Nell’Europa che ha conosciuto i partiti comunisti e socialisti, comprese le dittature del popolo, i liberali sono considerati di destra, perché in Parlamento siedono a destra dei socialisti. Negli Stati Uniti, dove il socialismo non ha mai fatto presa, i liberal invece sono tradizionalmente l’ala progressista del Partito democratico, seduti alla sinistra dei conservatori.
La definizione autentica in realtà è quella americana, perché i liberali nascono in un’Europa pre-socialista per contrastare il potere assoluto dei monarchi e per questo nei primi parlamenti costituzionali si sedettero alla sinistra degli uomini fedeli al Re e in contrapposizione ai conservatori.
Oggi, infine, i liberali vengono identificati con i liberisti pro mercato, quando come è noto esistono i liberalsocialisti, i riformatori e i libertari che sui temi economici sono decisamente meno radicali dei liberisti.
Ma questo è proprio uno dei grandi successi intellettuali dei populisti di sinistra e di destra, essere riusciti a etichettare con il marchio dell’infamia neoliberista Tony Blair e Bill Clinton, Joe Biden e qualsiasi personalità della sinistra liberale, in Italia è toccato a Matteo Renzi, che abbia provato a conciliare progresso e innovazione, stato e mercato.

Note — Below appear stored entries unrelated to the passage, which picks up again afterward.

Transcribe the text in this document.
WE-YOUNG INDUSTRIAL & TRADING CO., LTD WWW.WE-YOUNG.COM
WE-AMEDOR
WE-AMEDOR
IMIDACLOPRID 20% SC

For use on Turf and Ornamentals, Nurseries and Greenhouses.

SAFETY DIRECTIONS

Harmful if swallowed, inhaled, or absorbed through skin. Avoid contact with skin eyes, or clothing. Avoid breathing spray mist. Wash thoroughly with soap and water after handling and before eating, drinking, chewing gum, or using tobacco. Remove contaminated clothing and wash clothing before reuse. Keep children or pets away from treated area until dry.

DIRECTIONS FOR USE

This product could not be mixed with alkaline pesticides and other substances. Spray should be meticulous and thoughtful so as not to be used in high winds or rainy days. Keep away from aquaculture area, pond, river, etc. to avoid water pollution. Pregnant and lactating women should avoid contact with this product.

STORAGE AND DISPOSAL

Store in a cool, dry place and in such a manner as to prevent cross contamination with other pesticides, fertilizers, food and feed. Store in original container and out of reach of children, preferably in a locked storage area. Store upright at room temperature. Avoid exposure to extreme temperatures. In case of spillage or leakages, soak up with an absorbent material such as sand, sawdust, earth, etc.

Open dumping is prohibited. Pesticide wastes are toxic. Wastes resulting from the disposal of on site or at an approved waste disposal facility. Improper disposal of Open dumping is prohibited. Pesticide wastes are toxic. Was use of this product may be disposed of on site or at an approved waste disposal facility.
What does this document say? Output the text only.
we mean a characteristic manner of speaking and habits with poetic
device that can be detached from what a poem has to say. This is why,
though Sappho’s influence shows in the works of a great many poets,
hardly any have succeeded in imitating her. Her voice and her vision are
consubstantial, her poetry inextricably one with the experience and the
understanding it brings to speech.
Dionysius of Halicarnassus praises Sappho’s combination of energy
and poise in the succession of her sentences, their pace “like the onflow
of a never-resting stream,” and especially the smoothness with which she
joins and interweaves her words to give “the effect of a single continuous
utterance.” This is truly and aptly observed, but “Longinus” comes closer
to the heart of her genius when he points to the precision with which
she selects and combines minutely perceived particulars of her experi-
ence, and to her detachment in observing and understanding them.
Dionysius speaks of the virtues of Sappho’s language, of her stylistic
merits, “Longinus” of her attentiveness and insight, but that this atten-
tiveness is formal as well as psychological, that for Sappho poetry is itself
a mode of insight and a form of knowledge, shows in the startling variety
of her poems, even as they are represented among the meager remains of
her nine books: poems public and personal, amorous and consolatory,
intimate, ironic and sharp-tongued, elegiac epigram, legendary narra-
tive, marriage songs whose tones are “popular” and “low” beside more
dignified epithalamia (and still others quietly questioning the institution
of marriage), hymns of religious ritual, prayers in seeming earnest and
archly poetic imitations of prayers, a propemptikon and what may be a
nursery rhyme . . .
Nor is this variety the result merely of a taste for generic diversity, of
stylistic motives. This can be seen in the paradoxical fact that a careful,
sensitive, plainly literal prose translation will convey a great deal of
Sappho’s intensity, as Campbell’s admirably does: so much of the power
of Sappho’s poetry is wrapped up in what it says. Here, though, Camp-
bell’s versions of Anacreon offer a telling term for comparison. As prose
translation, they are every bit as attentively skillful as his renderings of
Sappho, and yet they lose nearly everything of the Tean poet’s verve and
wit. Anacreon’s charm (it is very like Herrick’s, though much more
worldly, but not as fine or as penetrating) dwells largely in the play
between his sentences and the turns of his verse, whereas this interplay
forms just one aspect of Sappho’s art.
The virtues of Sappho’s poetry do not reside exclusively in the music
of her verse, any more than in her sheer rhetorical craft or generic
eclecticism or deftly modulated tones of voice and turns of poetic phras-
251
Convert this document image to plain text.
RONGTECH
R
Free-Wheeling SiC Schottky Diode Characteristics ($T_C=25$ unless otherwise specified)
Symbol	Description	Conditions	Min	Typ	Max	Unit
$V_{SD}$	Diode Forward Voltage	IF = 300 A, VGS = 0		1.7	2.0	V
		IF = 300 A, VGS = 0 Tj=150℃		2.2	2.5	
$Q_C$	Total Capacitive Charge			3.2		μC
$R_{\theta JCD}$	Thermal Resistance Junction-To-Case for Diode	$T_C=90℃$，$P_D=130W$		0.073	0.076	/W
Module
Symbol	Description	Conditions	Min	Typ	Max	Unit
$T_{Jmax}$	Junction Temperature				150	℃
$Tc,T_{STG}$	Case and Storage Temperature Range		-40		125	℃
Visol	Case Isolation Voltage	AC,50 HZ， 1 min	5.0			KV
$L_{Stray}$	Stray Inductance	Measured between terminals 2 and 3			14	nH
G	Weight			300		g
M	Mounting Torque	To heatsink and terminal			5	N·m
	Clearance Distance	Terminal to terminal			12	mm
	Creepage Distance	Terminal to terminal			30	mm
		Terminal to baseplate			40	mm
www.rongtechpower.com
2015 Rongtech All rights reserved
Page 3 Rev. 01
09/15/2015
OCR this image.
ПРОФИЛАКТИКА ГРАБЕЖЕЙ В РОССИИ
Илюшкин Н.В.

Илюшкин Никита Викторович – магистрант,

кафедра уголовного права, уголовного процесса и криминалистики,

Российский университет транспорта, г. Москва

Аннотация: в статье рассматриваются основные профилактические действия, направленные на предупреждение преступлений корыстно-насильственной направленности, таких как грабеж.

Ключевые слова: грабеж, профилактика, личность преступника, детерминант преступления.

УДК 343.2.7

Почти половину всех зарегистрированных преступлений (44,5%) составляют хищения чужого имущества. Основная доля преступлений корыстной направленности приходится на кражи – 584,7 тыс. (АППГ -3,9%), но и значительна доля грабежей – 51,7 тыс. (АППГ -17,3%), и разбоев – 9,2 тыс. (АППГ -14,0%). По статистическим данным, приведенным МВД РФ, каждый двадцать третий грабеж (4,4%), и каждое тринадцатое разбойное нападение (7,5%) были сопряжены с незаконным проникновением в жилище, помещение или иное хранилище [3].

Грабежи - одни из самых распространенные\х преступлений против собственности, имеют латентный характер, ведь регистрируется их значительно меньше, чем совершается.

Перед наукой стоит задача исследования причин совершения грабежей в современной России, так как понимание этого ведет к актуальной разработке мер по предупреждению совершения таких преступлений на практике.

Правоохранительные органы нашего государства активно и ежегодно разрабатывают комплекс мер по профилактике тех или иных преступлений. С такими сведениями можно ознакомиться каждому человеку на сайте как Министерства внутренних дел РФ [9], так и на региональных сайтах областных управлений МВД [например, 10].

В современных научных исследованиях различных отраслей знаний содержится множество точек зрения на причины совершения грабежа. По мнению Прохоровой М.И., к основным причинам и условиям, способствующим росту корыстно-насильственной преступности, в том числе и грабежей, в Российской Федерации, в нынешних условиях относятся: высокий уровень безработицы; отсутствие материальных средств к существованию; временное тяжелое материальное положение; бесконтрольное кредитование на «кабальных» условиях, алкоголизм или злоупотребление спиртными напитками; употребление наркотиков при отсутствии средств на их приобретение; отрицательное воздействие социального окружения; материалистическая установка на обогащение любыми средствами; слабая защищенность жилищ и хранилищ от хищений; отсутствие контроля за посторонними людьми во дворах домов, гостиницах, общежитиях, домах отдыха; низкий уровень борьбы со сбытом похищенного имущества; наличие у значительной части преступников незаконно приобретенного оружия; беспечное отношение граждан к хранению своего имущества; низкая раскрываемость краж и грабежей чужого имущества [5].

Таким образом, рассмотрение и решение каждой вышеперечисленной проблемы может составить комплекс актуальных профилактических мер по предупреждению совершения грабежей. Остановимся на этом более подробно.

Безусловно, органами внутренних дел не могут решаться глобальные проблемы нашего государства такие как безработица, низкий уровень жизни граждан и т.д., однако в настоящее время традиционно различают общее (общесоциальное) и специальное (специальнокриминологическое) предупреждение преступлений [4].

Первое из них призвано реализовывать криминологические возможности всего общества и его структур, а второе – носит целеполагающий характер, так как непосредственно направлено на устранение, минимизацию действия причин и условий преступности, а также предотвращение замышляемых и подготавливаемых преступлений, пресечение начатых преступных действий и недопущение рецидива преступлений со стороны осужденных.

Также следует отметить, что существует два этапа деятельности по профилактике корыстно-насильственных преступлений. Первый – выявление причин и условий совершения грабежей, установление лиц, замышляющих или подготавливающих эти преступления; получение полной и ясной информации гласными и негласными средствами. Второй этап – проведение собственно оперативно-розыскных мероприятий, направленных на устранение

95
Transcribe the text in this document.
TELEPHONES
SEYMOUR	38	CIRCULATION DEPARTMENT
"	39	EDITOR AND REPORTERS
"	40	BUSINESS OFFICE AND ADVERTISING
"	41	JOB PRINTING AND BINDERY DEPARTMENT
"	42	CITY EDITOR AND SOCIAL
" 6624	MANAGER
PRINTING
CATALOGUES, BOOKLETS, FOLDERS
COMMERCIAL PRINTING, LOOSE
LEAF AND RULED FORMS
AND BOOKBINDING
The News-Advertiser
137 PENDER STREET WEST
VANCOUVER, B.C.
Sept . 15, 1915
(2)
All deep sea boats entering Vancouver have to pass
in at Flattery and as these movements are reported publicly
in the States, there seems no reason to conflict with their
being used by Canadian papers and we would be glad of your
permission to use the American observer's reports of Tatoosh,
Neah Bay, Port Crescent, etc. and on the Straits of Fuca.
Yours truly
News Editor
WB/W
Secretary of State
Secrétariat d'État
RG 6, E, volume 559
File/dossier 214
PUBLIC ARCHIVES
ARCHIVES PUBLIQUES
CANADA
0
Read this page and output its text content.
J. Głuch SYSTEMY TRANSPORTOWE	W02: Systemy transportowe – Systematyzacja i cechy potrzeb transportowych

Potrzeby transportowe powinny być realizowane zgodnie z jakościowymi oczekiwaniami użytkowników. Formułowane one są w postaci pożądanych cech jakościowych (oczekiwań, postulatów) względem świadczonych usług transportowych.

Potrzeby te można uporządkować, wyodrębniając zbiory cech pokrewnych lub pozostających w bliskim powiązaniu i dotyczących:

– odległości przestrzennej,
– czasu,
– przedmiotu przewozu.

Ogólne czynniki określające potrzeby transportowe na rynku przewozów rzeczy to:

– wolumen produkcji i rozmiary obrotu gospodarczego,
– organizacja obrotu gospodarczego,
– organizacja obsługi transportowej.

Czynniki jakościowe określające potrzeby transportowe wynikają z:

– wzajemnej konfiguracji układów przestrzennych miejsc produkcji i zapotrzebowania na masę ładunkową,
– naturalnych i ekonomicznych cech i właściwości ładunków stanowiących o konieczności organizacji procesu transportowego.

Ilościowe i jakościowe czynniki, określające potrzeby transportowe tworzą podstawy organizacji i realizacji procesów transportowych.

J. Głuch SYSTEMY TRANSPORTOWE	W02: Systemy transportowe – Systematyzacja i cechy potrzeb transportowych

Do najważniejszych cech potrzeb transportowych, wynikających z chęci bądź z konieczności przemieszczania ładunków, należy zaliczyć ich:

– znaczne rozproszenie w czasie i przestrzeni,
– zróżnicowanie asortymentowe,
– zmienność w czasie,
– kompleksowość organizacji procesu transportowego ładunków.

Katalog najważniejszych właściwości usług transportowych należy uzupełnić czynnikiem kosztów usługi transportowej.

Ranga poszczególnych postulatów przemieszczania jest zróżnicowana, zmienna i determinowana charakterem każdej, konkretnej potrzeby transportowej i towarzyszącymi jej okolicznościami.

La battaglia dei liberali contro i populisti è asimmetrica e al momento il risultato pare anche segnato perché, come ricorda ancora Rachman sul Financial Times, i populisti sono mossi dalla ferocia contro i liberali, mentre il punto stesso dell’essere liberali è esattamente quello di non credere nella distruzione dei nemici.